Reactions from Big Labor leaders and the progressive left to the Supreme Court's Harris v. Quinn ruling Monday were constrained by their inability to directly address the facts in the case.

After all, it's not easy to make to a convincing argument that labor organizations should have the right to extract money directly from the paychecks of people who don't want to be union members in the first place, which is ultimately what Harris v. Quinn was about.

As a result, the responses to the ruling from people like AFL-CIO President Richard Trumka, Service Employees International Union President Mary Kay Henry and Center For American Progress President Neera Tanden all claimed the decision was a blow for working families without ever mentioning that the plaintiffs in the case were eight people from working families that just didn't see a need to be in a union.

Those eight were not outliers either. An estimated 20,000 caregivers take part in the Illinois Home Services Program, which was at the heart of the case. That's according to SEIU, which represents them. (Other sources put the figure at 26,000). About 8,000 of the caregivers are "agency fee payers," meaning that they have opted not to join SEIU and only pay it the legal minimum required by its contract with the state.
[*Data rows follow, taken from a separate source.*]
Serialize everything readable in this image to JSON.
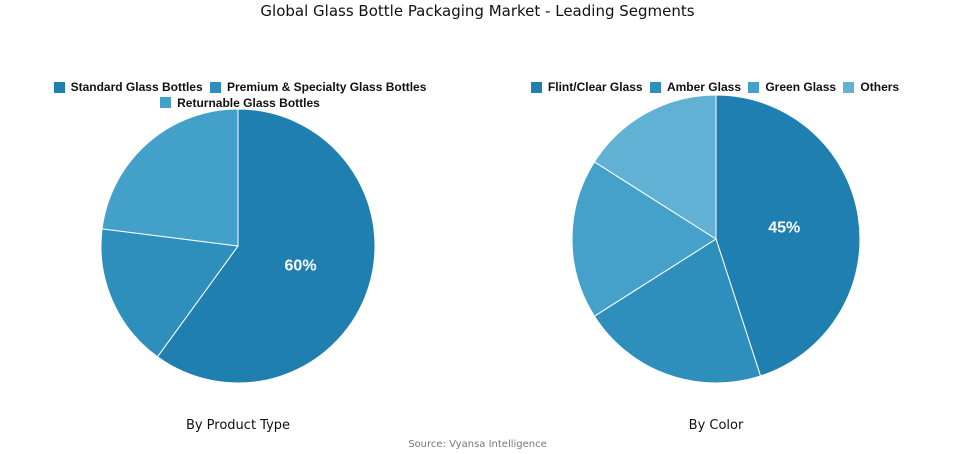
{
  "title": "Global Glass Bottle Packaging Market - Leading Segments",
  "source": "Source: Vyansa Intelligence",
  "chart_data": [
    {
      "type": "pie",
      "subtitle": "By Product Type",
      "labels": [
        "Standard Glass Bottles",
        "Premium & Specialty Glass Bottles",
        "Returnable Glass Bottles"
      ],
      "values": [
        60,
        17,
        23
      ],
      "colors": [
        "#1f7fb0",
        "#2e8fbd",
        "#43a0c8"
      ],
      "data_labels": [
        "60%",
        "",
        ""
      ],
      "legend_position": "top"
    },
    {
      "type": "pie",
      "subtitle": "By Color",
      "labels": [
        "Flint/Clear Glass",
        "Amber Glass",
        "Green Glass",
        "Others"
      ],
      "values": [
        45,
        21,
        18,
        16
      ],
      "colors": [
        "#1f7fb0",
        "#2e8fbd",
        "#45a1c9",
        "#60b1d3"
      ],
      "data_labels": [
        "45%",
        "",
        "",
        ""
      ],
      "legend_position": "top"
    }
  ]
}
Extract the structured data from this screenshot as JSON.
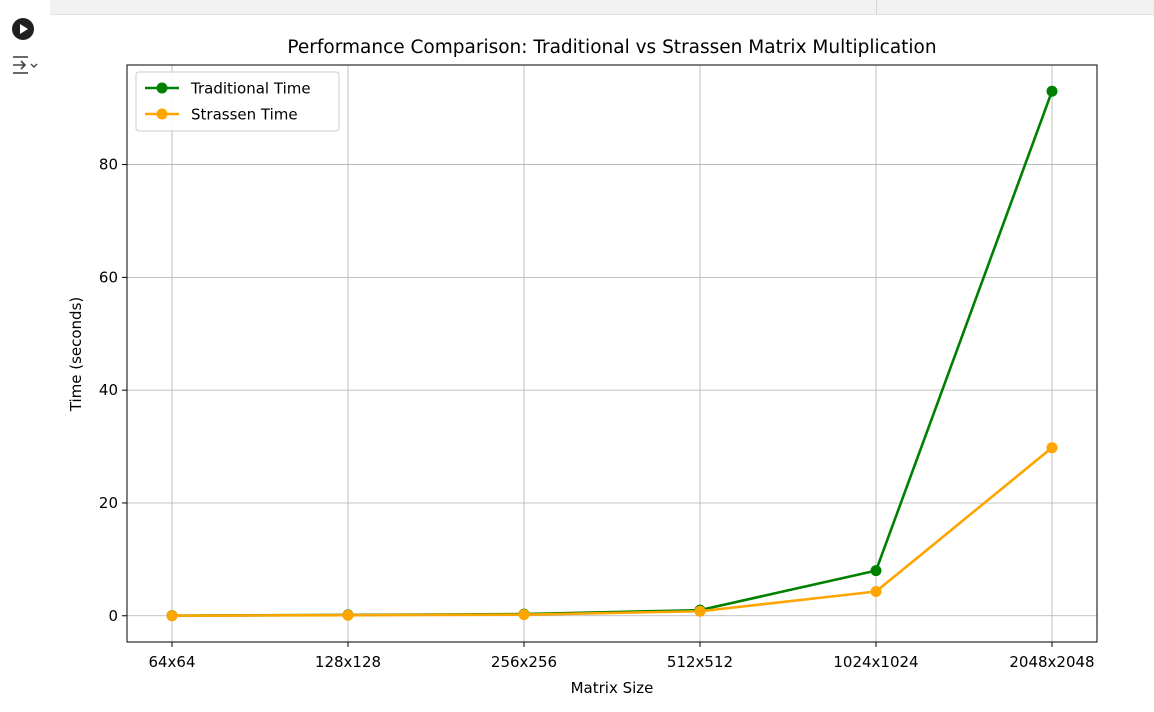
{
  "cell": {
    "run_icon": "play-circle-icon",
    "output_icon": "output-expand-icon"
  },
  "chart_data": {
    "type": "line",
    "title": "Performance Comparison: Traditional vs Strassen Matrix Multiplication",
    "xlabel": "Matrix Size",
    "ylabel": "Time (seconds)",
    "categories": [
      "64x64",
      "128x128",
      "256x256",
      "512x512",
      "1024x1024",
      "2048x2048"
    ],
    "series": [
      {
        "name": "Traditional Time",
        "color": "#008000",
        "values": [
          0.02,
          0.15,
          0.3,
          1.0,
          8.0,
          93.0
        ]
      },
      {
        "name": "Strassen Time",
        "color": "#ffa500",
        "values": [
          0.01,
          0.1,
          0.2,
          0.8,
          4.3,
          29.8
        ]
      }
    ],
    "ylim": [
      -4.65,
      97.65
    ],
    "yticks": [
      0,
      20,
      40,
      60,
      80
    ],
    "grid": true,
    "legend_position": "upper left"
  }
}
One can reasonably assume that a majority of these are people who just do not want to be union members. Yet giving those workers no choice in the matter of what groups they belong to is an integral part of Big Labor's agenda. Unions are not making it easy for workers even when they do have those rights. You cannot get much more anti-democratic -- little "d" democratic, to be clear -- than that.

The pro-union magazine Labor Notes inadvertently made an interesting admission about how widespread this situation is for workers in an article responding to the ruling:

Home care workers already tend to have a much higher rate of fee-payers than other categories of public sector workers. One reason is that it’s a challenge just to reach them, since they don't meet at a central worksite. It often takes knocking on workers' doors to ask them to join or keep them involved.

But when the alternative to membership changes from fee-paying to paying nothing, the incentives will skew even worse.

Consider SEIU's California long-term care local, which represents 170,000 workers, almost all of whom work in home care. According to federal reporting, nearly half of those, 81,500, are "agency fee-payers."

Losing those fees would be a huge financial hit. The local in 2013 brought in $50 million in dues and agency fees combined.

It doesn't seem to occur to the author that if almost half of the caregivers apparently do not want to belong then maybe the union shouldn't exist at all.

Consider another example, Michigan, which has a home caregiver program similar to Illinois' which is also represented by SEIU. In the first year after the state passed a right to work law, the SEIU local that represents the caregivers lost 80 percent of its members.

In a situation like these can the unions really be said to be the workers' voice?